Agentic Research Wins Where Markets Don't Exist
Why our AI couldn't beat Polymarket — and what that proves about where it does win
Category: Position Paper (Lane 2) · Source PRD: 2026-03-25-2350 (CLOSED — negative result)1. Thesis
We spent real engineering effort trying to use an AI agent swarm to make money on Polymarket. It didn't work, and we now understand why with enough precision to state it as a finding: a general-purpose AI reading public information has no durable, after-cost edge betting against a liquid prediction market — and the choice of model (Gemma, Haiku, Opus, anyone's) does not change that. It is the same reason index funds beat stock-pickers: the price already contains what we know.
The more useful half of the finding is the inverse. The thing that makes MSR's agentic research valuable — deep, structured, continuously-collected intelligence on local and institutional topics — is valuable precisely because no liquid market prices it. Our edge and efficient markets are orthogonal by construction.
2. Evidence
- Outcome. 21 closed trades, 28.6% win rate, -$9.44 realized. Order fill rate 2.3% (819 of 840 attempts failed). The most recent trades were 100% losses. Every profit/canary readiness gate stayed blocked the entire time.

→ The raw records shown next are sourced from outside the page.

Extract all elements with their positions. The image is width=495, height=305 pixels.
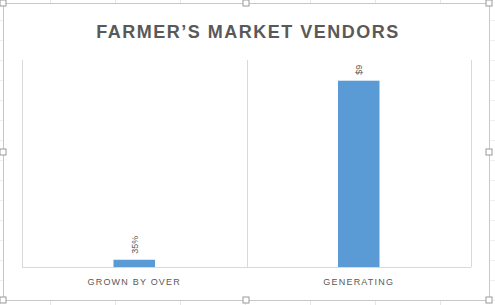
chart-container: FARMER’S MARKET VENDORS 35% $9 GROWN BY OVE… (0, 0, 495, 305)
selection-handle[interactable] (0, 0, 6, 6)
chart-area (4, 4, 490, 301)
x-axis-line (22, 267, 471, 268)
grid-line (471, 60, 472, 267)
selection-handle[interactable] (486, 297, 492, 303)
bar (113, 260, 155, 267)
selection-handle[interactable] (0, 297, 6, 303)
grid-line (22, 60, 23, 267)
selection-handle[interactable] (0, 149, 6, 155)
data-label: 35% (130, 236, 140, 254)
grid-line (247, 60, 248, 267)
sheet-background (0, 0, 495, 305)
selection-handle[interactable] (243, 297, 249, 303)
selection-handle[interactable] (486, 0, 492, 6)
x-tick-label: GROWN BY OVER (88, 277, 181, 287)
chart-svg: FARMER’S MARKET VENDORS 35% $9 GROWN BY OVE… (0, 0, 495, 305)
x-tick-label: GENERATING (323, 277, 394, 287)
selection-handle[interactable] (243, 0, 249, 6)
bars (113, 81, 379, 267)
bar (338, 81, 380, 267)
chart-title: FARMER’S MARKET VENDORS (96, 22, 400, 42)
data-label: $9 (354, 65, 364, 75)
selection-handle[interactable] (486, 149, 492, 155)
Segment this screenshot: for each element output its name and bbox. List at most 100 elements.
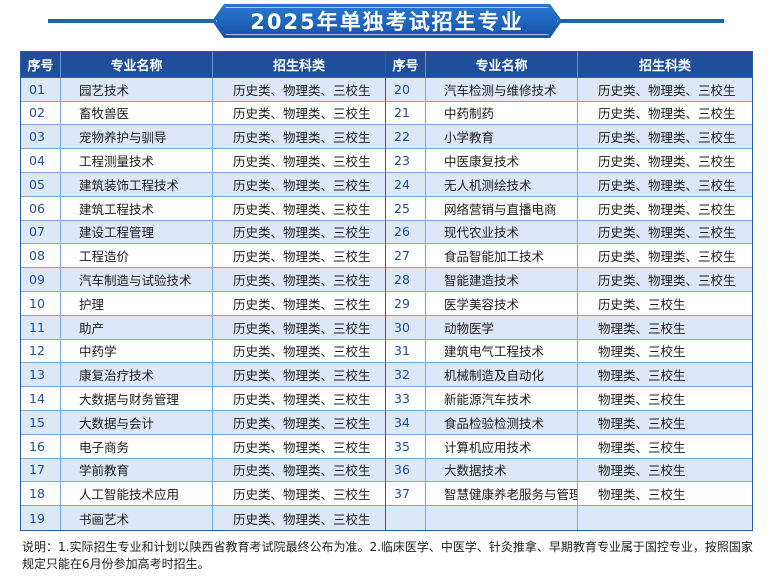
banner-ribbon: 2025年单独考试招生专业 bbox=[212, 4, 562, 38]
cell-name: 畜牧兽医 bbox=[61, 101, 213, 125]
cell-no: 10 bbox=[21, 291, 61, 315]
cell-subject: 历史类、物理类、三校生 bbox=[598, 273, 736, 289]
cell-subject: 物理类、三校生 bbox=[598, 463, 686, 479]
table-row: 32 机械制造及自动化 物理类、三校生 bbox=[386, 363, 752, 388]
table-row: 22 小学教育 历史类、物理类、三校生 bbox=[386, 125, 752, 150]
table-row: 12 中药学 历史类、物理类、三校生 bbox=[21, 339, 385, 364]
cell-subject: 物理类、三校生 bbox=[598, 487, 686, 503]
cell-no: 13 bbox=[21, 363, 61, 387]
cell-name: 中药学 bbox=[61, 339, 213, 363]
cell-no: 25 bbox=[386, 196, 426, 220]
banner-inner-border bbox=[216, 7, 558, 35]
table-row: 06 建筑工程技术 历史类、物理类、三校生 bbox=[21, 196, 385, 221]
cell-name: 大数据与财务管理 bbox=[61, 387, 213, 410]
cell-subject: 历史类、物理类、三校生 bbox=[233, 249, 371, 265]
table-row: 25 网络营销与直播电商 历史类、物理类、三校生 bbox=[386, 196, 752, 221]
cell-no: 22 bbox=[386, 125, 426, 149]
cell-subject: 物理类、三校生 bbox=[598, 320, 686, 336]
cell-name: 学前教育 bbox=[61, 458, 213, 482]
cell-no: 14 bbox=[21, 387, 61, 410]
table-row: 08 工程造价 历史类、物理类、三校生 bbox=[21, 244, 385, 269]
table-row: 21 中药制药 历史类、物理类、三校生 bbox=[386, 101, 752, 126]
cell-no: 37 bbox=[386, 482, 426, 506]
table-row: 27 食品智能加工技术 历史类、物理类、三校生 bbox=[386, 244, 752, 269]
cell-name: 机械制造及自动化 bbox=[426, 363, 578, 387]
cell-subject: 历史类、物理类、三校生 bbox=[233, 177, 371, 193]
cell-subject: 历史类、物理类、三校生 bbox=[598, 130, 736, 146]
header-subject: 招生科类 bbox=[638, 58, 691, 74]
cell-name: 食品智能加工技术 bbox=[426, 244, 578, 268]
cell-no: 21 bbox=[386, 101, 426, 125]
table-row: 37 智慧健康养老服务与管理 物理类、三校生 bbox=[386, 482, 752, 507]
cell-no: 18 bbox=[21, 482, 61, 506]
header-name: 专业名称 bbox=[61, 52, 213, 77]
cell-no: 23 bbox=[386, 149, 426, 172]
table-row: 11 助产 历史类、物理类、三校生 bbox=[21, 315, 385, 340]
cell-subject: 历史类、物理类、三校生 bbox=[233, 463, 371, 479]
cell-no: 19 bbox=[21, 506, 61, 530]
table-row: 30 动物医学 物理类、三校生 bbox=[386, 315, 752, 340]
table-row: 17 学前教育 历史类、物理类、三校生 bbox=[21, 458, 385, 483]
cell-name: 康复治疗技术 bbox=[61, 363, 213, 387]
cell-no: 08 bbox=[21, 244, 61, 268]
table-row: 24 无人机测绘技术 历史类、物理类、三校生 bbox=[386, 172, 752, 197]
cell-name: 护理 bbox=[61, 291, 213, 315]
cell-subject: 物理类、三校生 bbox=[598, 439, 686, 455]
cell-no: 07 bbox=[21, 220, 61, 244]
table-left-half: 序号 专业名称 招生科类 01 园艺技术 历史类、物理类、三校生 02 畜牧兽医 历史类、… bbox=[21, 52, 386, 530]
cell-subject: 历史类、物理类、三校生 bbox=[233, 130, 371, 146]
table-header-row: 序号 专业名称 招生科类 bbox=[21, 52, 385, 78]
cell-no: 15 bbox=[21, 410, 61, 434]
table-row: 20 汽车检测与维修技术 历史类、物理类、三校生 bbox=[386, 77, 752, 102]
cell-no: 32 bbox=[386, 363, 426, 387]
cell-subject: 历史类、物理类、三校生 bbox=[233, 225, 371, 241]
cell-subject: 历史类、物理类、三校生 bbox=[233, 344, 371, 360]
cell-subject: 历史类、物理类、三校生 bbox=[598, 82, 736, 98]
cell-subject: 历史类、物理类、三校生 bbox=[598, 154, 736, 170]
cell-name: 建筑装饰工程技术 bbox=[61, 172, 213, 196]
table-row: 35 计算机应用技术 物理类、三校生 bbox=[386, 434, 752, 459]
cell-no: 35 bbox=[386, 434, 426, 458]
table-row: 33 新能源汽车技术 物理类、三校生 bbox=[386, 387, 752, 411]
table-row bbox=[386, 506, 752, 530]
table-row: 07 建设工程管理 历史类、物理类、三校生 bbox=[21, 220, 385, 245]
cell-name: 中药制药 bbox=[426, 101, 578, 125]
cell-name: 小学教育 bbox=[426, 125, 578, 149]
cell-name: 汽车检测与维修技术 bbox=[426, 77, 578, 101]
cell-no: 29 bbox=[386, 291, 426, 315]
table-row: 23 中医康复技术 历史类、物理类、三校生 bbox=[386, 149, 752, 173]
cell-name: 工程造价 bbox=[61, 244, 213, 268]
cell-subject: 历史类、物理类、三校生 bbox=[233, 106, 371, 122]
cell-subject: 历史类、物理类、三校生 bbox=[233, 415, 371, 431]
table-right-half: 序号 专业名称 招生科类 20 汽车检测与维修技术 历史类、物理类、三校生 21 中药制… bbox=[386, 52, 752, 530]
cell-name: 中医康复技术 bbox=[426, 149, 578, 172]
cell-subject: 历史类、物理类、三校生 bbox=[233, 201, 371, 217]
cell-name: 大数据技术 bbox=[426, 458, 578, 482]
table-row: 36 大数据技术 物理类、三校生 bbox=[386, 458, 752, 483]
cell-subject: 历史类、物理类、三校生 bbox=[598, 177, 736, 193]
cell-no: 30 bbox=[386, 315, 426, 339]
title-banner: 2025年单独考试招生专业 bbox=[0, 0, 771, 44]
cell-no: 27 bbox=[386, 244, 426, 268]
cell-subject: 物理类、三校生 bbox=[598, 368, 686, 384]
cell-no: 12 bbox=[21, 339, 61, 363]
cell-no: 04 bbox=[21, 149, 61, 172]
cell-name: 书画艺术 bbox=[61, 506, 213, 530]
header-no: 序号 bbox=[21, 52, 61, 77]
cell-name: 建筑工程技术 bbox=[61, 196, 213, 220]
cell-no: 26 bbox=[386, 220, 426, 244]
majors-table: 序号 专业名称 招生科类 01 园艺技术 历史类、物理类、三校生 02 畜牧兽医 历史类、… bbox=[20, 51, 753, 531]
cell-subject: 历史类、物理类、三校生 bbox=[233, 392, 371, 408]
table-row: 31 建筑电气工程技术 物理类、三校生 bbox=[386, 339, 752, 364]
cell-no: 09 bbox=[21, 268, 61, 291]
cell-no: 31 bbox=[386, 339, 426, 363]
cell-name: 汽车制造与试验技术 bbox=[61, 268, 213, 291]
cell-no: 11 bbox=[21, 315, 61, 339]
table-row: 04 工程测量技术 历史类、物理类、三校生 bbox=[21, 149, 385, 173]
page-title: 2025年单独考试招生专业 bbox=[250, 10, 524, 34]
cell-no bbox=[386, 506, 426, 530]
table-row: 34 食品检验检测技术 物理类、三校生 bbox=[386, 410, 752, 435]
cell-name: 智能建造技术 bbox=[426, 268, 578, 291]
cell-subject: 物理类、三校生 bbox=[598, 415, 686, 431]
table-row: 14 大数据与财务管理 历史类、物理类、三校生 bbox=[21, 387, 385, 411]
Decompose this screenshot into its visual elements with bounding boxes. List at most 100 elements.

- The markets we could find were the markets we had no edge on. A live scan of 5,000 markets surfaced top books on the 2026 World Cup, MicroStrategy's Bitcoin holdings, the Peruvian and Colombian presidential elections, and Roland-Garros tennis. None intersect what MSR researches.
- Backtest comfort vs. live reality. Backtested consensus accuracy was 70-75%, but live lost money — and the sub-evals were weak where it matters (evidence_citation 43%, edge_estimate 67%). Calibration is not edge when the market is already calibrated.
3. Framework: the Orthogonality of Agentic Research and Prediction Markets
Three properties decide whether any researcher can profit from a prediction market:
1. A market must exist and be liquid — enough volume to take a position without moving the price.
2. You must hold information the marginal trader doesn't — better, earlier, or more structured.
3. The edge must survive costs — spread, slippage, fees, and fill rate.
Mapped to MSR's footprint: Texas county / municipal / grants / procurement -> no market (deepest edge, no surface); AI-education / FERPA -> no market; Tech-Scout / AI ecosystem -> public, real-time, faster crowd (edge <= 0); US political discourse -> most-efficient category (edge 0); public health (CDC NWSS wastewater) -> rare, thin (the one candidate); geospatial -> no market.
The pattern: liquid markets form around mass attention; MSR's edge lives in institutional, local, slow-moving domains that attract no betting market. The intersection is nearly empty, and the one non-empty cell collapses under scrutiny.
4. Case study: killing the one real candidate
Public-health markets were the only place MSR ingests a genuine leading indicator the betting crowd doesn't systematically watch — CDC NWSS wastewater data leads case counts by 1-2 weeks. We tested it directly (Gamma API, 2026-06-02): health markets are ~1% of the active book, and the only one listed was "Hantavirus pandemic in 2026?" It fails twice: hantavirus is not tracked by NWSS wastewater surveillance, and "pandemic" resolves on a WHO/CDC declaration — a bureaucratic event — not a data threshold our feed could front-run.
5. Implications
1. Don't buy "AI alpha" on liquid markets. If a vendor claims an LLM beats prediction markets or public equities at scale, the burden of proof is enormous, and our own honest attempt returned the expected negative.
2. Point agentic research where markets are absent — local-government and grant-outcome forecasting, where structured intelligence is scarce and no efficient price competes with it.
3. A negative result, published honestly, is an asset — more credible than another hype claim, and it argues directly for what MSR actually sells.
6. Limitations
Single operator, small capital, ~10 weeks. We did not exhaustively test illiquid long-tail markets (unsizable by design) or ultra-low-latency news trading (a game retail loses structurally). The bounded claim: no durable, scalable, after-cost edge for a public-information AI against liquid consensus.